Trump e três filhos processados em Nova York por evasão fiscal

A procuradora-geral do estado de Nova York, Letitia James, anunciou nesta quarta-feira (21) ações civis contra o ex-presidente americano Donald Trump e três de seus filhos, depois de investigar as práticas fiscais do grupo empresarial da família, a Trump Organization.

"Estamos tomando medidas legais contra Donald Trump por violar a lei (...) a fim de gerar lucro para ele, sua família e seus negócios", declarou a procuradora em entrevista coletiva.

James disse ainda que demandará US$ 250 milhões em indenizações em nome do estado de Nova York, assim como proibições corporativas para Donald Trump e seus filhos Donald Trump Jr., Ivanka e Eric.
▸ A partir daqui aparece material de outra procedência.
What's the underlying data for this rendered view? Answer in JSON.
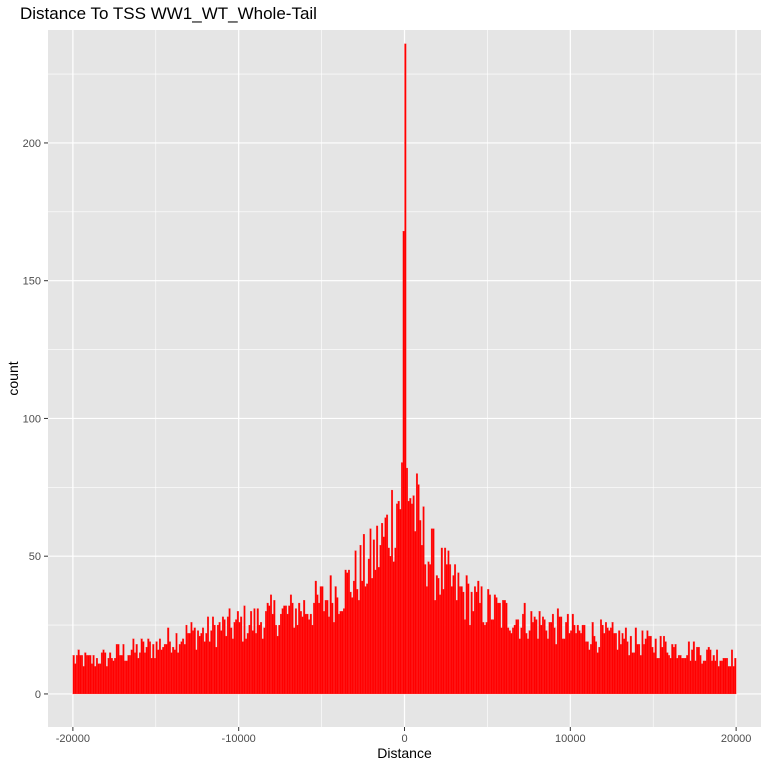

Além dos processos da Procuradoria do estado de Nova York, há várias investigações em curso envolvendo Trump. Entre elas, está uma sobre arquivos oficiais em poder do ex-presidente que levou a uma busca, por parte do FBI (a Polícia Federal americana), na residência do magnata republicano em Mar-a-Lago, na Flórida.

Seus advogados tentaram bloquear o acesso do governo  a estes arquivos, com um pedido para que um árbitro independente examine os documentos para determinar se algum entra na categoria de privilégios legais especiais.
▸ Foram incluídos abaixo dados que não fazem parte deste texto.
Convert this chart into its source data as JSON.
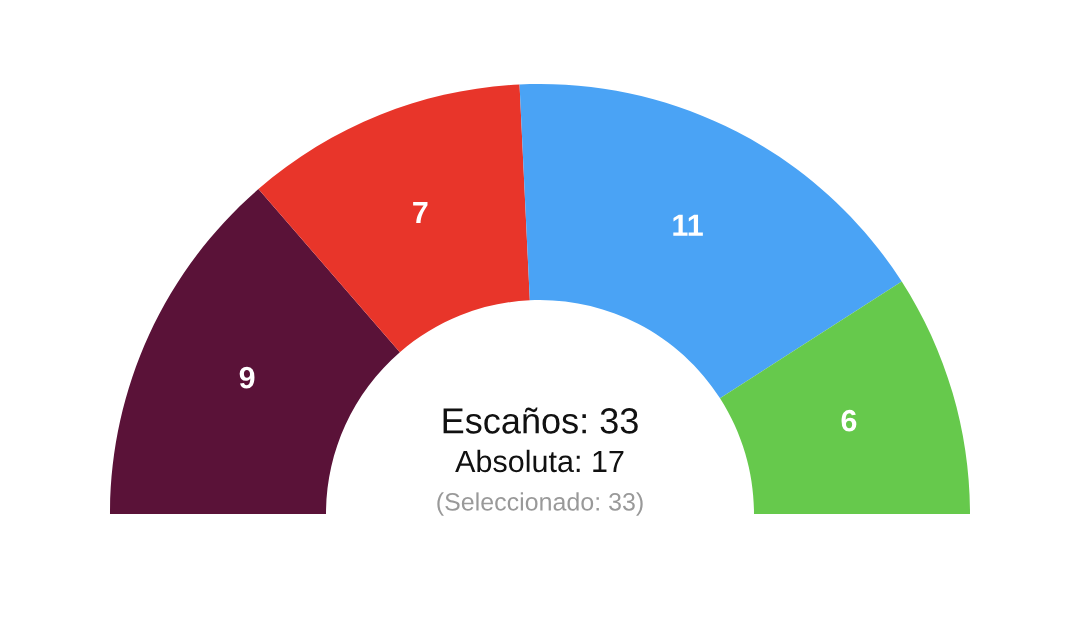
{
  "chart_data": {
    "type": "donut",
    "categories": [
      null,
      null,
      null,
      null
    ],
    "values": [
      9,
      7,
      11,
      6
    ],
    "colors": [
      "#5a1238",
      "#e8352a",
      "#4aa3f5",
      "#66c94c"
    ],
    "data_labels": true,
    "annotations": [
      "Escaños: 33",
      "Absoluta: 17",
      "(Seleccionado: 33)"
    ]
  }
}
Uma juíza federal deu razão a Trump e permitiu a nomeação de um 'mestre especial' para examinar os arquivos, mas o governo apresentou recurso contra a decisão de bloquear o acesso aos documentos marcados como confidenciais.

Um painel de apelação de três juízes, dois deles nomeados durante o governo Trump, concordou na quarta-feira que o governo deve recuperar o acesso aos documentos confidenciais.

O republicano, de 76 anos, também está sendo investigado por seu papel no ataque ao Capitólio dos Estados Unidos em 6 de janeiro de 2021 e por suas tentativas de anular as eleições presidenciais em 2020.

O 45º presidente dos Estados Unidos (2017-2021), que considera se candidatar novamente em 2024, ainda não foi processado penalmente em nenhum destes casos.

- "Nova caça às bruxas" -

A denúncia da procuradoria de Nova York, apresentada à Corte Suprema do estado, "demonstra que Donald Trump inflou falsamente o patrimônio líquido (de seus bens) em bilhões de dólares para enriquecer ilicitamente e enganar o sistema e a todos nós", garantiu James.

Segundo ela, o valor dos bens foi "manipulado repetida e persistentemente" para "incentivar os bancos a emprestar dinheiro à Organização Trump em condições mais favoráveis", "pagar menos impostos" e "induzir às companhias de seguros a oferecer coberturas mais altas a preços mais baixos".

"Em resumo, mentiu para obter grandes benefícios financeiros", advertiu.

Em sua rede social Truth Social, o ex-presidente denunciou "uma nova caça às bruxas", acusando James de perseguição política.

"Letitia James é a procuradora mais corrupta da história dos Estados Unidos", afirmou seu filho Eric Trump, processado como vice-presidente executivo da Organização Trump.

"Uma história de dois sistemas de justiça: sim, na qual os criminosos continuam livres e os democratas perseguem seus opositores políticos!", escreveu a porta-voz de Trump, Liz Harrington, na rede Truth Social.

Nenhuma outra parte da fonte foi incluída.